Стэнхоп несколько секунд молчал, прежде чем сказать:
— Мои зловещие предостережения покажутся вам менее странными, если я признаюсь, что посвящен в обстоятельства, на которые вы намекаете. Я не орудие в руках случая. И приблизился к найденышу не без внешних побуждений. Женщина, несчастнейшая из женщин, избрала меня своим посланцем.
Президент вскочил, словно молния ударила в комнату.
— Господин граф! — вне себя вскричал он. — Так вы знаете…

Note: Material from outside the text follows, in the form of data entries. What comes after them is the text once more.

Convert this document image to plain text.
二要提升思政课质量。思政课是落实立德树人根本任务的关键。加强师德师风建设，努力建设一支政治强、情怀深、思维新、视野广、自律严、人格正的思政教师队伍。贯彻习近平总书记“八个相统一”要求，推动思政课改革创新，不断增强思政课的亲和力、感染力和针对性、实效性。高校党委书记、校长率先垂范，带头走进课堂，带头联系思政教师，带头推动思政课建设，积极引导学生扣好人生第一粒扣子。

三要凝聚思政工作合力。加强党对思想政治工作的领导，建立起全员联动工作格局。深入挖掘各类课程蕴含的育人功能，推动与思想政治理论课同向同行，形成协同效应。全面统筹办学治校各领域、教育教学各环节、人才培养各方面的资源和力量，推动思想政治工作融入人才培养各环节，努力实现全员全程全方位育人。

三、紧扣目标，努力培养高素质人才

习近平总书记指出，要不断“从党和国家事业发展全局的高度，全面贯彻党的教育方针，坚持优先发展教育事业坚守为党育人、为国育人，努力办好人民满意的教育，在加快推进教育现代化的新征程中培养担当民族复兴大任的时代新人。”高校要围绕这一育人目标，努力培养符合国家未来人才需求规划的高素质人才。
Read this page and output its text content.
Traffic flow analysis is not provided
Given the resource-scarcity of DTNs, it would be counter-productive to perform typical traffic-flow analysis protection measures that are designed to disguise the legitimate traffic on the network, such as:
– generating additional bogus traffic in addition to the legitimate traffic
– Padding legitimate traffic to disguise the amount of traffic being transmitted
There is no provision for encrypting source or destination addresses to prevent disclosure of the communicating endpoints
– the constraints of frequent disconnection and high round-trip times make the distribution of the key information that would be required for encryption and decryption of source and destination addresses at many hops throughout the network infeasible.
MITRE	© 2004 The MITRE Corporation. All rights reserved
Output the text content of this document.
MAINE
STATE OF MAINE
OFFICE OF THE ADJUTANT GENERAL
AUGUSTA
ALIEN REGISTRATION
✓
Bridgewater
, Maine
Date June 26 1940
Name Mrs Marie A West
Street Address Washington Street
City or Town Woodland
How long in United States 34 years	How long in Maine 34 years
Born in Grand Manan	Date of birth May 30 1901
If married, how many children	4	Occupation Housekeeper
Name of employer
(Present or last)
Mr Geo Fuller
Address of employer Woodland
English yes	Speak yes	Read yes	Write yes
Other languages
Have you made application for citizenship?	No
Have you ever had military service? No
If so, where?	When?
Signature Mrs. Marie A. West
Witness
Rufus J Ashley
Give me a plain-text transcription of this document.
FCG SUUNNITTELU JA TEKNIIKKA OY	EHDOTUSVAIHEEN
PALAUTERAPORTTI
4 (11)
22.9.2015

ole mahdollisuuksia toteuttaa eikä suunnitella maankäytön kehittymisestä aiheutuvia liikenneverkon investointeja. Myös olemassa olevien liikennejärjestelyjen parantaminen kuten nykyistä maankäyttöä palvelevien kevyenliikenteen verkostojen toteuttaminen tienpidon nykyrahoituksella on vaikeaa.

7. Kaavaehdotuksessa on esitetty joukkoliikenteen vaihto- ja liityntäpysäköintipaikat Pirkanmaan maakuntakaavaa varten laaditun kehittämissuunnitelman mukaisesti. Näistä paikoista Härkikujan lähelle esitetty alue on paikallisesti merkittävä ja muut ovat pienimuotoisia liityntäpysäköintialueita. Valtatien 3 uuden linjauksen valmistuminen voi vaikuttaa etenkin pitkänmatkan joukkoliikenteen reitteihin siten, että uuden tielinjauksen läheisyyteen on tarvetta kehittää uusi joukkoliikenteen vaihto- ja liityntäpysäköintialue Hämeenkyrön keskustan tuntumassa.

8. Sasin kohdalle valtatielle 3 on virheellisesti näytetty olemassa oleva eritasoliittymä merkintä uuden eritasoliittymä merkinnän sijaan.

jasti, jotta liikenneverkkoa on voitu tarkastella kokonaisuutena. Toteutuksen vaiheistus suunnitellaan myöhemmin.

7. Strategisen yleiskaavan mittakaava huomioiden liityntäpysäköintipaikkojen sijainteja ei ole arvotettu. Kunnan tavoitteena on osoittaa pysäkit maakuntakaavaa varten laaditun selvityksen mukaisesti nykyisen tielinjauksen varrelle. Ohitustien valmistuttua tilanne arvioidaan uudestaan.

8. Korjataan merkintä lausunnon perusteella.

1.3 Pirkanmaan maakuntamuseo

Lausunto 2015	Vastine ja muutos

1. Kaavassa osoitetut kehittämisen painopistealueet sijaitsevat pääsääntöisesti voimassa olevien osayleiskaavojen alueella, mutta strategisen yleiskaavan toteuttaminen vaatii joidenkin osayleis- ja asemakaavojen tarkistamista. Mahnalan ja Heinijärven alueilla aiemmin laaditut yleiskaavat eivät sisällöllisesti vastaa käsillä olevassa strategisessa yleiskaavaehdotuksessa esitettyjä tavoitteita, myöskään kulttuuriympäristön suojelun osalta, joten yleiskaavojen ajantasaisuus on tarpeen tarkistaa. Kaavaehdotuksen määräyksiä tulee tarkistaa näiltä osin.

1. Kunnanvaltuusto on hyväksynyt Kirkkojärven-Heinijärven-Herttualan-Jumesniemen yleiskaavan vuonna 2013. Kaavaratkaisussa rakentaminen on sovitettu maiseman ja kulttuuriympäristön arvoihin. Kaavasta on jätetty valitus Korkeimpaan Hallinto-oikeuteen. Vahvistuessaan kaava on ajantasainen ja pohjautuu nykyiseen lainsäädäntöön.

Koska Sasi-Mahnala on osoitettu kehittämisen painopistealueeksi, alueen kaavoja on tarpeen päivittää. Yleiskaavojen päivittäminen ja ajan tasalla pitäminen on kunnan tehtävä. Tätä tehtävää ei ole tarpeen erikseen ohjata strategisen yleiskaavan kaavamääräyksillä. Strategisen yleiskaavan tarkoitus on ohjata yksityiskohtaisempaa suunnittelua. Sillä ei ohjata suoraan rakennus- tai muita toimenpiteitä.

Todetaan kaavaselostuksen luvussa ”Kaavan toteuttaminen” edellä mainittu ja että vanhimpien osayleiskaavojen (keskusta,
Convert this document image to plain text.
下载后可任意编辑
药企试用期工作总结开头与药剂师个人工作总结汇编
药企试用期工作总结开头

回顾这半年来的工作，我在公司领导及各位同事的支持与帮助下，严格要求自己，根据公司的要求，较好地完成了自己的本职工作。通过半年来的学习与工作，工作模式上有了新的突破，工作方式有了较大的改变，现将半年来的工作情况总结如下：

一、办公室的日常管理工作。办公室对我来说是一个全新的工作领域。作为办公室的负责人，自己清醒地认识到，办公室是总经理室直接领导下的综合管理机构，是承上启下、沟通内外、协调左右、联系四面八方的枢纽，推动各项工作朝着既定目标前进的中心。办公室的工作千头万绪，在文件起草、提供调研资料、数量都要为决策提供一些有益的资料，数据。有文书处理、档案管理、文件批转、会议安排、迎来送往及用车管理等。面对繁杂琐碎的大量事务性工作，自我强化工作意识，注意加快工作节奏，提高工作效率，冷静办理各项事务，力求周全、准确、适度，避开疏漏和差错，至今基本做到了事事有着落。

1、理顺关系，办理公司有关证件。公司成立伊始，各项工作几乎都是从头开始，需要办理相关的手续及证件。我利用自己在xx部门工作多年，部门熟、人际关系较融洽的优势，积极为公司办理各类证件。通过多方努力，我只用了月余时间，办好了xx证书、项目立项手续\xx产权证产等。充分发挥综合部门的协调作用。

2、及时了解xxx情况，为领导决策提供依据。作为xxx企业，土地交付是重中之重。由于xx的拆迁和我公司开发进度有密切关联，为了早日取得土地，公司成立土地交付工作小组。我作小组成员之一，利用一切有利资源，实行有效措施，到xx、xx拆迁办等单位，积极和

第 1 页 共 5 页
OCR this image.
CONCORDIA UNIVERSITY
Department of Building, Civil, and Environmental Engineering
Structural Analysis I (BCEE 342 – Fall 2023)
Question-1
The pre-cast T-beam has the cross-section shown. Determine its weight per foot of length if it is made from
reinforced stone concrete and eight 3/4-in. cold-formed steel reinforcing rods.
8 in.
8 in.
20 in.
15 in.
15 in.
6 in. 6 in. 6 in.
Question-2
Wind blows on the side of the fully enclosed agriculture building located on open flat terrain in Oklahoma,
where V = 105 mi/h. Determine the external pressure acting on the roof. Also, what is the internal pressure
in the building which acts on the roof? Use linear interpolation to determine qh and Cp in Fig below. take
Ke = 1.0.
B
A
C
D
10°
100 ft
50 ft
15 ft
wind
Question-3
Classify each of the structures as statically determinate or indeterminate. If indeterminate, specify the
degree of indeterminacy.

— Да, — невозмутимо отвечал Стэнхоп. Некоторое время он с мрачным видом смотрел, как задрожали руки президента, схватившегося за спинку стула, как пошло складками его крупное лицо, и, наконец, монотонным голосом, со скорбной и умиленной улыбкой на устах, продолжал: — Вы спросите меня, к чему эти окольные пути, чего я хочу от мальчика? Что ж, я отвечу: я хочу увезти его в надежное место, в другую страну, хочу его укрыть от ружейного ствола, всегда на него направленного. Можно ли выразиться яснее? Вам угодно что-нибудь узнать? Ваше превосходительство, мне ведомы вещи, от которых кровь стынет у меня в жилах; даже ночью, когда я просыпаюсь и прежде чем снова заснуть, я думаю о них, как думают о чем-то, привидевшемся в бреду. Позвольте мне не вдаваться в подробности. Уважение к известным обстоятельствам связывает меня больше, чем клятва. Ведь вы, господин президент, каким-то загадочным для меня образом тоже заглянули в эту бездну позора, убийства, отчаяния, так позвольте же мне сказать вам, что я, часто смотревший в лицо королям и властителям мира, не видел лица, подобного лицу этой женщины, на которое наложили столь сильный отпечаток высокий дух, высокое происхождение и безмерное горе. Я стал ее рабом с той самой минуты, когда ее трагический образ отяготил мою душу. Мечта моей жизни, служа ей, умягчить раны, которые ей нанесла судьба. Не буду говорить о том, как мне открылась боль измученной и уже отлетающей души, как медленно, раз за разом, мне уяснялось, какую паутину страданий десятилетиями плели вокруг этого несчастного и беззащитного создания. Голова Медузы не вызывает большего содрогания. Довольно и того, что я должен был подавлять в себе свою истинную природу, притворяться слепым и ничего не понимающим, должен был лгать, льстить, пускаться на хитрости, надевать личину, выдавать себя не за того, кем я был. Гнев снедал меня, и я задавался вопросом: как жить дальше, зная то, что я знал? Но в том-то все и дело: человек продолжает жить. Ест, пьет, спит, ходит к своему портному, ездит на прогулки, стрижется у цирюльника, и день наслаивается на день, словно ничего не случилось. Точно так же и те, о которых мы думаем, что угрызения совести истребляют их душу, останавливают ток их крови, — едят, пьют, спят, смеются, развлекаются, а преступления, ими совершенные, стекают с них, как вода с крыши.
— Да, да, вы правы! — взволнованно вскричал Фейербах. Он несколько раз стремительно прошелся по комнате, остановился напротив Стэнхопа и строго спросил:
— А эта женщина все знает? Знает о нем? Что именно знает? Чего она ждет, на что надеется?
— По личным впечатлениям я ничего об этом сказать не могу, — отвечал лорд все тем же печальным и слабым голосом. — Недавно, в салоне графини Бодмер, я слышал, что она разрыдалась, когда кто-то упомянул имя Каспара Хаузера. Возможно, это правда, а возможно, и нет. И напротив, мне известен другой случай, почти уже сверхчувственного характера. Года два назад княгиня, совсем одна, молилась в дворцовой часовне. Вставая с колен, она вдруг увидела над алтарем бесконечно скорбный лик прекрасного юноши. Тихонько произнесла она имя своего сына, — Стефаном звали ее первенца, — и упала без чувств. Позднее она рассказала о своем видении одной доверенной придворной даме; та видела Каспара в Нюрнберге и была потрясена сходством между прекрасным юношей и найденышем. Но самое удивительное, что сын явился ей в часовне в тот самый день и час, когда произошло покушение в доме Даумера. Видно, значит, существует таинственное взаимное притяжение. И еще это значит, что медлительность чревата опасностью, что нельзя понапрасну растрачивать время, упуская благоприятную возможность. Только крайность вынуждает меня сказать это вам. Может случиться, что мешкотность приведет нас на скамью подсудимых, где раскаяние уже ничего не загладит.